For sounds to be heard, sensory hair cells in the inner ear must make contact with the ear’s tectorial membrane, which vibrates in response to sound, and then convert these vibrations into signals sent to the brain.
The stereocilin protein acts as a scaffold, helping the hair cell microvilli stand up together in an organized bundle so that their tips can touch the membrane.
The technique could also be used in other situations where the therapeutic gene is very large, says Jeffrey Holt, Ph.D., a scientist in the departments of Otolaryngology and Neurology at Boston Children’s and the study’s senior investigator.
To deliver a healthy stereocilin gene, the team used a synthetic adeno-associated virus (AAV) that is effective in targeting hair cells.
The challenge faced was that the gene for stereocilin is too big to fit into the gene therapy vector. The gene is about 6,200 DNA base pairs long, but the AAV only has a capacity of 4,700 base pairs.
Researchers then came up with a solution to use an existing technique called protein recombination, where two halves of a protein find each other and hook up. But in this case, it didn’t work.
When they added the signal to both halves of the protein, the two halves successfully came together. They also found a robust restoration of full-length stereocilin protein in the mice and normal-appearing hair bundles that were able to contact the tectorial membrane.

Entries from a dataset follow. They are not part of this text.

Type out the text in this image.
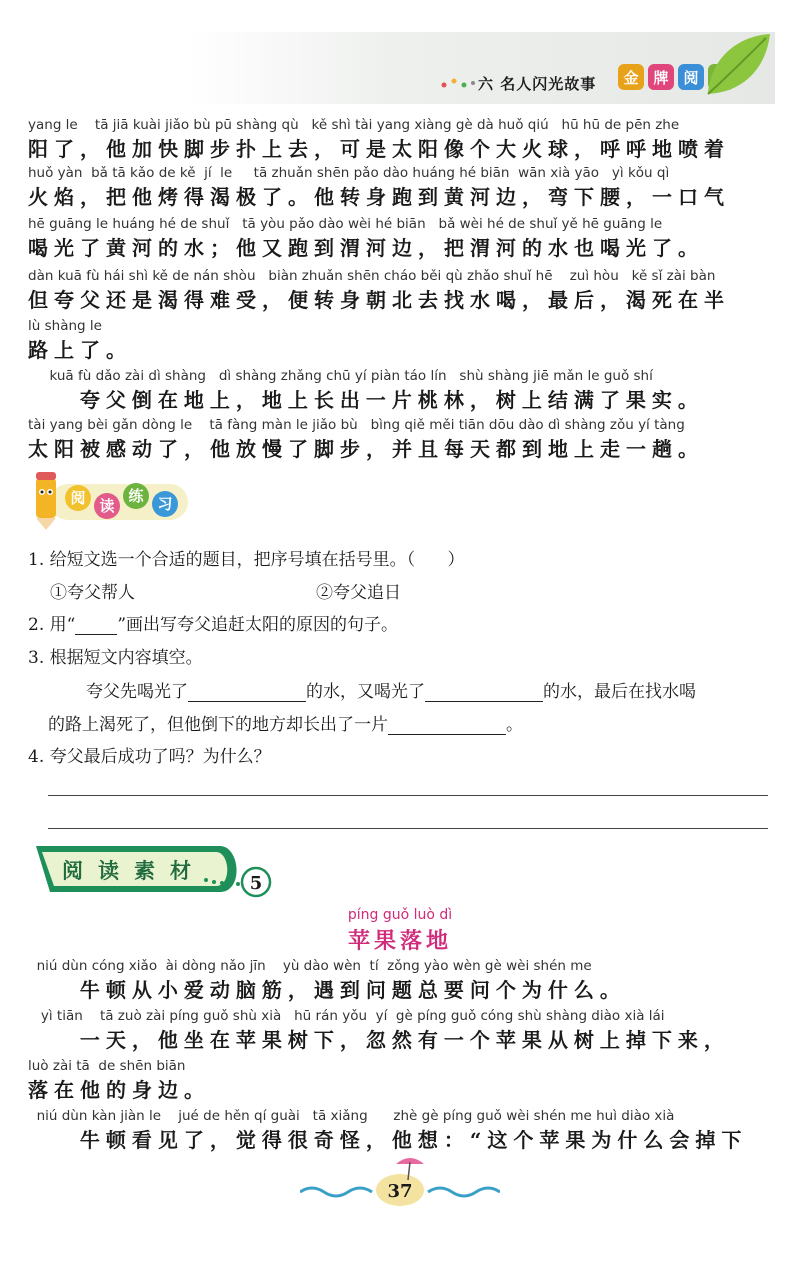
六 名人闪光故事	金 牌 阅
yang le    tā jiā kuài jiǎo bù pū shàng qù   kě shì tài yang xiàng gè dà huǒ qiú   hū hū de pēn zhe
阳了，他加快脚步扑上去，可是太阳像个大火球，呼呼地喷着
huǒ yàn  bǎ tā kǎo de kě  jí  le     tā zhuǎn shēn pǎo dào huáng hé biān  wān xià yāo   yì kǒu qì
火焰，把他烤得渴极了。他转身跑到黄河边，弯下腰，一口气
hē guāng le huáng hé de shuǐ   tā yòu pǎo dào wèi hé biān   bǎ wèi hé de shuǐ yě hē guāng le
喝光了黄河的水；他又跑到渭河边，把渭河的水也喝光了。
dàn kuā fù hái shì kě de nán shòu   biàn zhuǎn shēn cháo běi qù zhǎo shuǐ hē    zuì hòu   kě sǐ zài bàn
但夸父还是渴得难受，便转身朝北去找水喝，最后，渴死在半
lù shàng le
路上了。
kuā fù dǎo zài dì shàng   dì shàng zhǎng chū yí piàn táo lín   shù shàng jiē mǎn le guǒ shí
夸父倒在地上，地上长出一片桃林，树上结满了果实。
tài yang bèi gǎn dòng le    tā fàng màn le jiǎo bù   bìng qiě měi tiān dōu dào dì shàng zǒu yí tàng
太阳被感动了，他放慢了脚步，并且每天都到地上走一趟。
阅 读
练 习
1. 给短文选一个合适的题目，把序号填在括号里。（      ）
①夸父帮人	②夸父追日
2. 用“ ”画出写夸父追赶太阳的原因的句子。
3. 根据短文内容填空。
夸父先喝光了	的水，又喝光了	的水，最后在找水喝
的路上渴死了，但他倒下的地方却长出了一片	。
4. 夸父最后成功了吗？为什么？
阅 读 素 材
5
píng guǒ luò dì
苹果落地
niú dùn cóng xiǎo  ài dòng nǎo jīn    yù dào wèn  tí  zǒng yào wèn gè wèi shén me
牛顿从小爱动脑筋，遇到问题总要问个为什么。
yì tiān    tā zuò zài píng guǒ shù xià   hū rán yǒu  yí  gè píng guǒ cóng shù shàng diào xià lái
一天，他坐在苹果树下，忽然有一个苹果从树上掉下来，
luò zài tā  de shēn biān
落在他的身边。
niú dùn kàn jiàn le    jué de hěn qí guài   tā xiǎng      zhè gè píng guǒ wèi shén me huì diào xià
牛顿看见了，觉得很奇怪，他想：“这个苹果为什么会掉下
37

They used two types of hearing tests: one similar to hearing tests used in babies, and a test using electrodes on the scalp to measure auditory brainstem responses to a range of sound frequencies and intensities.
On testing, the mice were found to be much more sensitive to subtle sounds and showed improved cochlear amplification, which is the ability to amplify soft sounds, tamp down the response to loud sounds, and discriminate among sounds of different frequencies more precisely.
In some mice, the hearing was restored to normal levels. Researchers have filed a patent application for the gene therapy technology.
According to Boston Children’s Hospital, approximately 100,000 patients in the U.S. and 2.3 million worldwide carry STRC mutations and they could potentially benefit from this therapy.
Researchers will now test whether the technique works with the human stereocilin gene and test it in human inner ear cells in a dish, derived from patients with STRC hearing loss. If gene therapy restores auditory function at the tissue level, they will apply to the FDA for permission to test it in humans.